AmberRundgren. wrote:Hi everyone, I’m not a newcomer to Rodney Parade but I am to this forum, drawn in by the ownership discussion.
To me it’s impossible to have this discussion without first establishing the ambition and aspiration of the club. If it is to one day achieve premiership or championship status then cold hard conclusion is that the trust structure is unsustainable. It will absolutely require greater investment, greater commercialization and wider external expertise.
If however we wish to remain a community club drawing a 4-6000 regular fan base, with perpetual roots in league 2 then the trust can work as long as the guiding hands are both accountable AND firmly committed to securing through constitution a medium to long term future, by minimizing expenditure and maximizing fan (customer) involvement.
The latter will not mean attracting ambitious playing youngsters, and so the trap door is everpresent.
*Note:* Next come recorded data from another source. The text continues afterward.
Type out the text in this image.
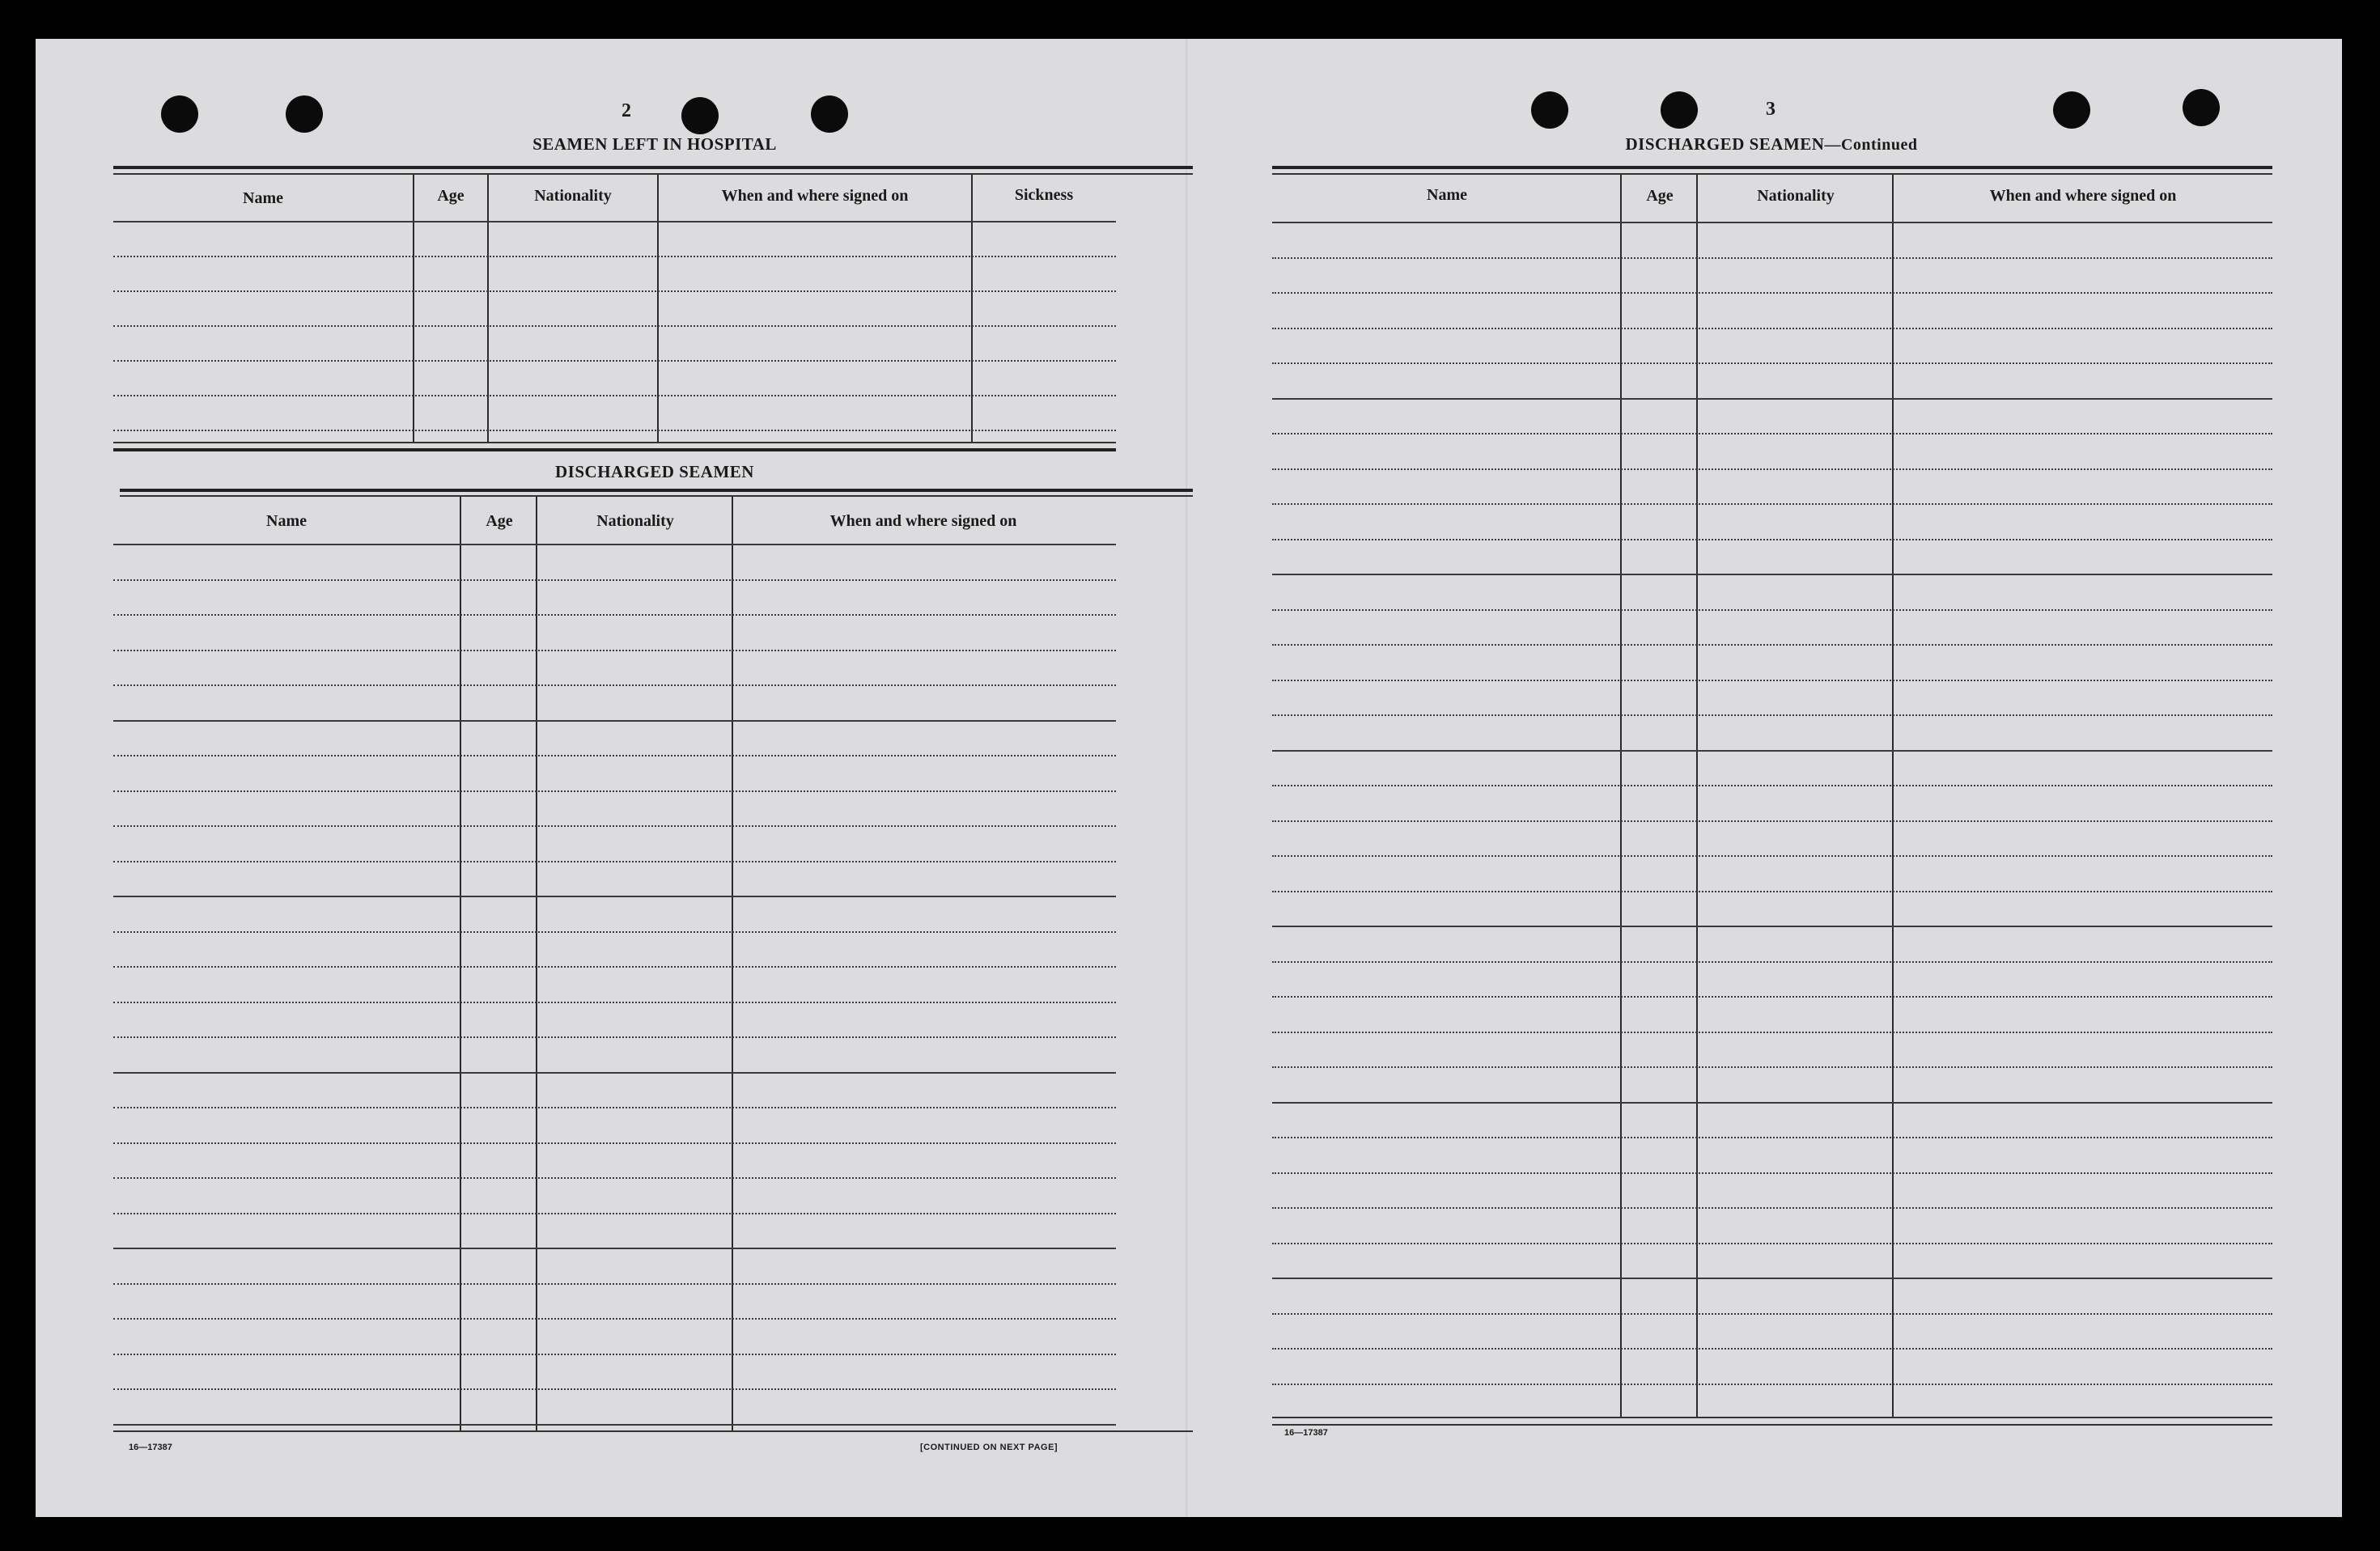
2
SEAMEN LEFT IN HOSPITAL
Name	Age	Nationality	When and where signed on	Sickness
DISCHARGED SEAMEN
Name	Age	Nationality	When and where signed on
16—17387	[CONTINUED ON NEXT PAGE]
3
DISCHARGED SEAMEN—Continued
Name	Age	Nationality	When and where signed on
16—17387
We need to agree and set aspiration first, and only THEN determine the model.
MJ
Thanks for a genuinely interesting contribution.
Two questions.
I agree entirely about greater external expertise and commercialization. However I don't understand why this is not possible under the Trust model. I think that there's no reason why the board should not hope to attract people with skills in that area.
Secondly with respect to investment. Are you of the view that investment should be seen in it's proper sense? By that I mean do you believe that properly managed a football club can offer a return to the investors? If that is the case would not the German model, 51% owned by the Trust and 49% by the investors allow for them to make a return whilst ensuring that the club doesn't fall into the hands of rogues?
If however your view is that investors in football clubs are really altruistic people, could they not do so via a trust model?
Again thanks for putting the case for private investment I look forward to your reply.